The chickens themselves are doing well, and despite the fact that I don't have a good picture of them we have new arrivals. No, not hatchlings from the incubator eggs, though we're still turning them 3x a day. A friend of ours had some chicks from a class project that needed a home, so I took the 3 she had left. Currently they're living in the basement since it's the most stable temperature area we can keep the cat out of. Normally it's stable and cold, but with the incubator down there it's somewhat sauna like, which we're going to change as soon as we don't need to keep the eggs in a humid environment. We definitely want the basement more dry than humid, so the dehumidifier will be going on as soon as possible. The other chick related thing is that we think the Australorp is broody again which is a good thing, though we aren't sure. We'll see.
The one problem we're having with the already outside chickens is how far they're roaming. We found them 220 yards from their house, down at the base of the driveway by the high way. That's an awful long roaming radius! It's also within only ~50 yards of a red fox regular range that we know of. We're a little concerned we're going to get hit again by the fox, but right now it's really advantageous for us to let our flock roam, it's kept the ticks somewhat in check which is important this time of year. It reminds me that one of the things I was told by a friend who also does this for ethical reasons is that he doesn't free range chickens because one of the inevitable things with free ranging is that you are going to lose chickens more than if they're in a run, and he can't take the trade off of the number of losses vs. the chickens enjoying roaming as much as they do. So far, we can't give enough space for me to even consider the choice. The reality of losing some chickens is part of why we're increasing the space to have more hens. The other obviously being to be able to sell or trade eggs more.
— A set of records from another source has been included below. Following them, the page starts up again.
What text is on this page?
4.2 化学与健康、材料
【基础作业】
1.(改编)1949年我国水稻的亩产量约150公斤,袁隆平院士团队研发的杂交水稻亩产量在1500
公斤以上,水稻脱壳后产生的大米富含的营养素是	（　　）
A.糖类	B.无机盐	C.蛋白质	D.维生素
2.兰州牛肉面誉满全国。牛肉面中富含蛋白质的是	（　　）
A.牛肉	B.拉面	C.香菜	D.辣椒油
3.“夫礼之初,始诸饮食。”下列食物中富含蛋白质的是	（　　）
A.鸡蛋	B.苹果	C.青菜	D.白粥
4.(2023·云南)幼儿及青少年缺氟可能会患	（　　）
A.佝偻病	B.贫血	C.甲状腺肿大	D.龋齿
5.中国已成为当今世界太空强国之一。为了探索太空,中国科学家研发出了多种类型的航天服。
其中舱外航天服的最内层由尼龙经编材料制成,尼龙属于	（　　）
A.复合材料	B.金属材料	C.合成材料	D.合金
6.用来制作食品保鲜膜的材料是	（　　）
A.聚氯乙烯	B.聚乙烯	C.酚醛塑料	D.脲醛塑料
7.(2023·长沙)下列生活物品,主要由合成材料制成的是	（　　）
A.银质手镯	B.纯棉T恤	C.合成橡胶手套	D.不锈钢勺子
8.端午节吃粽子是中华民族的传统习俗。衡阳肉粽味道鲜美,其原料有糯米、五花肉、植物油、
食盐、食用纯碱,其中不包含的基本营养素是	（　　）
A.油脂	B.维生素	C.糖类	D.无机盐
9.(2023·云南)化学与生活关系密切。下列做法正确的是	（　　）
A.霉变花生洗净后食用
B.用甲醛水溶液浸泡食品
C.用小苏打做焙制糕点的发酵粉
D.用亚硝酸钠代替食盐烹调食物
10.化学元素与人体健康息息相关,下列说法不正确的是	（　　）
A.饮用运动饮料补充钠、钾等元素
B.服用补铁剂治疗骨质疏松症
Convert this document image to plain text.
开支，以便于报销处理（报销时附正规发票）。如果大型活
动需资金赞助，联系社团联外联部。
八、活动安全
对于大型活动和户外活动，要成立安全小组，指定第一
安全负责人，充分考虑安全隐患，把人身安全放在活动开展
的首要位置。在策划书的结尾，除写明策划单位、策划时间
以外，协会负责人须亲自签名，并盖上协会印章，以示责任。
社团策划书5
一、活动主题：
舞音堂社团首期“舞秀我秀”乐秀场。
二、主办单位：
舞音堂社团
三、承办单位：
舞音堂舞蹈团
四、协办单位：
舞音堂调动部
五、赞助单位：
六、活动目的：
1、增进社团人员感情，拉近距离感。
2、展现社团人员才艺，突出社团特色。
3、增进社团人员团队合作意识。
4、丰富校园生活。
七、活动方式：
The last thing to bring up for today is that Twilight and her brood have been getting nibbly it seems! I noticed this hole in the hutch that wasn't there last week on Saturday. I grabbed some scrap wood that has been lying around to do a quick repair with. I am amazed at just how fast they got through the boards working out from a simple crack that they must have just worked through over a few days. The patch should hold them for now, but I'm going to be keeping an eye on them more closely for the next couple weeks at the very least. This is the first time I've seen major chewing that has threatened the integrity of keeping the rabbits in the hutches. I'm going to be doing a close walk through later this week or this weekend to make sure I'm not missing anything, and re secure some of the wire that's gotten loose in places. Hopefully by next Tuesday I'll have good pictures of the fully framed out new chicken coop, we'll see what the weather allows.